5. L'article L. 273-1 du code électoral dispose que : " Le nombre de conseillers communautaires composant l'organe délibérant (...) des communautés d'agglomération, (...) et leur répartition entre les communes membres sont fixés dans les conditions prévues aux articles L. 5211-6-1 et L. 5211-6-2 du code général des collectivités territoriales. " L'article L. 5211-6-1 du code général des collectivités territoriales fixe notamment les modalités selon lesquelles le préfet arrête le nombre et la répartition des sièges de chaque commune membre aux conseils communautaires des communautés d'agglomération. Aux termes de l'article L. 273-9 du code électoral : " (...) La liste des candidats aux sièges de conseiller communautaire comporte un nombre de candidats égal au nombre de sièges à pourvoir, augmenté d'un candidat supplémentaire si ce nombre est inférieur à cinq et de deux dans le cas inverse (...). " Conformément à l'article L. 273-10 du même code : " (...) Lorsque le siège d'un conseiller communautaire devient vacant, pour quelque cause que ce soit, il est pourvu par le candidat de même sexe élu conseiller municipal ou conseiller d'arrondissement suivant sur la liste des candidats aux sièges de conseiller communautaire sur laquelle le conseiller à remplacer a été élu. Toutefois, lorsque la commune ne dispose que d'un siège de conseiller communautaire, ce siège est pourvu par le candidat supplémentaire mentionné au 1° du I de l'article L. 273-9(...). "
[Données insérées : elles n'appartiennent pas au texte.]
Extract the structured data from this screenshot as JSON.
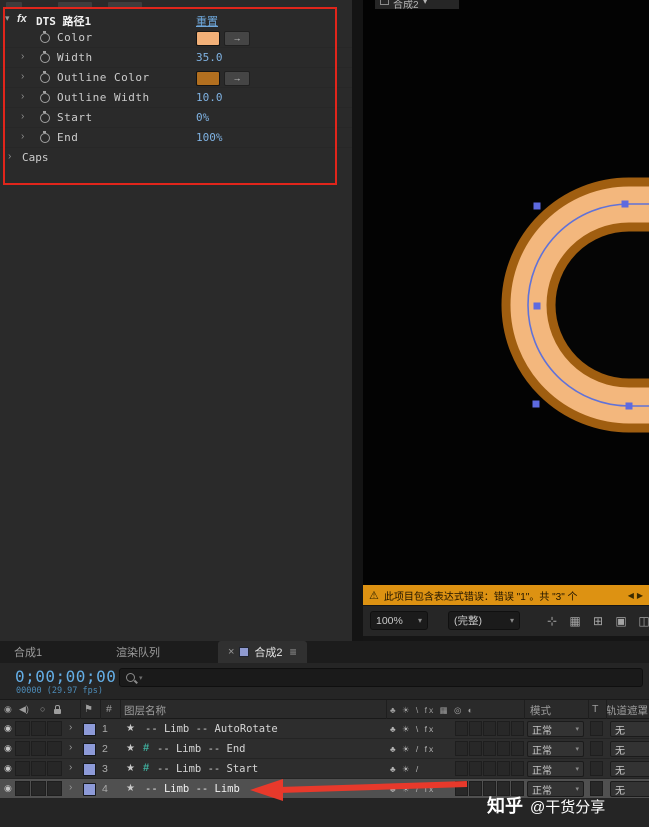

6. Il résulte de ce qui précède que, alors même que l'article L. 273-9 du code électoral dispose que la liste des candidats aux sièges de conseiller communautaire comporte un nombre de candidats égal au nombre de sièges à pourvoir, augmenté d'un candidat supplémentaire si ce nombre est inférieur à cinq, le nombre de candidats aux sièges de conseiller communautaire proclamés élus à l'issue du scrutin ne peut être supérieur à celui fixé par le préfet. Ainsi la proclamation de l'élection d'un candidat supplémentaire, désigné en application de l'article L. 273-9 précité, ne peut qu'être annulée par le juge de l'élection.

7. Il ressort de l'instruction qu'en application de l'arrêté du 17 septembre 2019 du préfet du Territoire de Belfort, les électeurs de la commune de Chatenois-les-Forges devaient élire deux conseillers communautaires au sein de la communauté d'agglomération Grand-Belfort. Toutefois, à l'issue du premier tour de scrutin du 15 mars 2020, trois noms, issus de la seule liste en présence " Avenir et intérêt communal ", figuraient en qualité de conseillers communautaires sur la feuille de proclamation des résultats annexée au procès-verbal des opérations électorales, Mme E... B..., candidate supplémentaire désignée en application des dispositions susmentionnées de l'article L. 273-9 du code électoral ayant également été proclamée élue. Si le juge de l'élection devait annuler son élection, une telle irrégularité ne saurait être considérée en l'espèce comme ayant vicié l'ensemble des opérations électorales. Il s'ensuit que les requérants sont fondés à soutenir que c'est à tort que, par le jugement attaqué, le tribunal administratif de Besançon a annulé l'ensemble des opérations qui se sont déroulées pour les élections communautaires dans la commune de Rougemont-le-Château le 15 mars 2020. Il appartient par suite au Conseil d'Etat, saisi du litige par l'effet dévolutif de l'appel, d'annuler uniquement l'élection de Mme E... B... en qualité de conseiller communautaire.



D E C I D E :
--------------
Article 1er : L'élection de M. A... D..., en qualité de conseiller municipal de la commune de Chatenois-les-Forges, est annulée.
Article 2 : L'élection de Mme E... B..., en qualité de conseiller communautaire au sein de la communauté d'agglomération Grand Belfort, est annulée.
Article 3: Le jugement du tribunal administratif de Besançon du 29 juillet 2020 est réformé en ce qu'il a de contraire à la présente décision.
Article 4 : La présente décision sera notifiée au préfet du Territoire de Belfort, à Mme C... F..., première dénommée pour l'ensemble des requérants, à Mme E... B..., à M. A... D... et au ministre de l'intérieur.